PostGIS equivalent (SQL):

sql
-- Create spatial index (run once)
CREATE INDEX restaurants_location_idx ON restaurants USING GIST (location);
-- location is a GEOGRAPHY column: CREATE TABLE ... (location GEOGRAPHY(POINT, 4326))

-- Find 10 nearest restaurants within 2km of user
SELECT
    id,
    name,
    ST_Distance(location, ST_MakePoint(-73.9857, 40.7484)::geography) AS distance_m
FROM restaurants
WHERE ST_DWithin(
    location,
    ST_MakePoint(-73.9857, 40.7484)::geography,  -- user lon, lat
    2000                                           -- radius in meters
)
ORDER BY distance_m
LIMIT 10;
-- ST_DWithin uses the GiST index; ST_Distance is computed only on the filtered set

Implementation Notes

Redis Geo commands (GEOADD, GEODIST, GEOSEARCH) store points as geohash-encoded sorted set members. GEOSEARCH returns members within a radius or bounding box and sorts by distance. This is the fastest path to proximity search when entities fit in memory and are identified by a simple key. Redis uses geohash internally but exposes a clean proximity API that handles neighbor expansion automatically.

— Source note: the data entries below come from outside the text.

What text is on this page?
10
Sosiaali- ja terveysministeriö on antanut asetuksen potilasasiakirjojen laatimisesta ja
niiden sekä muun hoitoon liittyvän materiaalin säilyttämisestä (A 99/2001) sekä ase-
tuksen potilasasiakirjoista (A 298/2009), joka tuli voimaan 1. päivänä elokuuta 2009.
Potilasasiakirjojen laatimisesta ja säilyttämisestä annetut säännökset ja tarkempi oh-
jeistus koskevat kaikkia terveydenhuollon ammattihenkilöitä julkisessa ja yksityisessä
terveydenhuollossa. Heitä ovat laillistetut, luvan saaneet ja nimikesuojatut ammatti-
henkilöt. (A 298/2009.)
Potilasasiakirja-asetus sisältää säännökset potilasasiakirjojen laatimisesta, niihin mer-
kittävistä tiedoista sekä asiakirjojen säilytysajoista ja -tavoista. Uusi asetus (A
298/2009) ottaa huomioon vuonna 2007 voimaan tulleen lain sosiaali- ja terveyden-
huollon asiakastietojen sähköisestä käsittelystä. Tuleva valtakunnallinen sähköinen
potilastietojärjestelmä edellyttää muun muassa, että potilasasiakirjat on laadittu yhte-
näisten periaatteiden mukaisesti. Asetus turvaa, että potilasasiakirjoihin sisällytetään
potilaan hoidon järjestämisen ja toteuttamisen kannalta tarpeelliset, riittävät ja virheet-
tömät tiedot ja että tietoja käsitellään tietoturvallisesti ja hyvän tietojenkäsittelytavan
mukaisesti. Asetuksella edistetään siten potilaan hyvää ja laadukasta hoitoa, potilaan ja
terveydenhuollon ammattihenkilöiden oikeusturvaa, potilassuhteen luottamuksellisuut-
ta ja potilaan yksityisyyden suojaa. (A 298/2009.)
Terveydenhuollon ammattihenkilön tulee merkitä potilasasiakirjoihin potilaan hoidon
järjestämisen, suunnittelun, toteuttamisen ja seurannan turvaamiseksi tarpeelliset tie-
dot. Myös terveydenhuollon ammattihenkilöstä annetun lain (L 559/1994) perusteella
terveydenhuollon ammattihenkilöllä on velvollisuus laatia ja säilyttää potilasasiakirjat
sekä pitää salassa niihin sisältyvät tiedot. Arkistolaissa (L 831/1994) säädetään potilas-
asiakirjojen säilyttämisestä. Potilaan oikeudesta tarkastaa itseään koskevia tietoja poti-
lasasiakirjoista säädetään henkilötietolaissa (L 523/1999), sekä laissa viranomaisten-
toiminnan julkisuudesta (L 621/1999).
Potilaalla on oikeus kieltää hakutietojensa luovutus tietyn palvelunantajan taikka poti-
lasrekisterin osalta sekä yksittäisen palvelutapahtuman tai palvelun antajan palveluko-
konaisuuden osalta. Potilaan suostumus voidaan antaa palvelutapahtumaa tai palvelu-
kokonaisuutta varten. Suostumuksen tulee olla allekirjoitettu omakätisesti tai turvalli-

PostgreSQL + PostGIS is the most capable option for complex geometry: polygon containment, line buffer queries (find all entities within 100m of a road), and multi-shape intersections. Use GEOGRAPHY (not GEOMETRY) type for columns storing real-world coordinates to get automatic spherical distance calculations. A GiST index on a GEOGRAPHY column is created with USING GIST.

Elasticsearch supports geo_distance filters and geo_bounding_box queries on geo_point fields natively. It stores internally as geohash but handles neighbor expansion transparently. Best suited when the proximity query is combined with full-text filters ("restaurants near me that match 'pizza'") because it joins spatial and text indexes efficiently in a single query.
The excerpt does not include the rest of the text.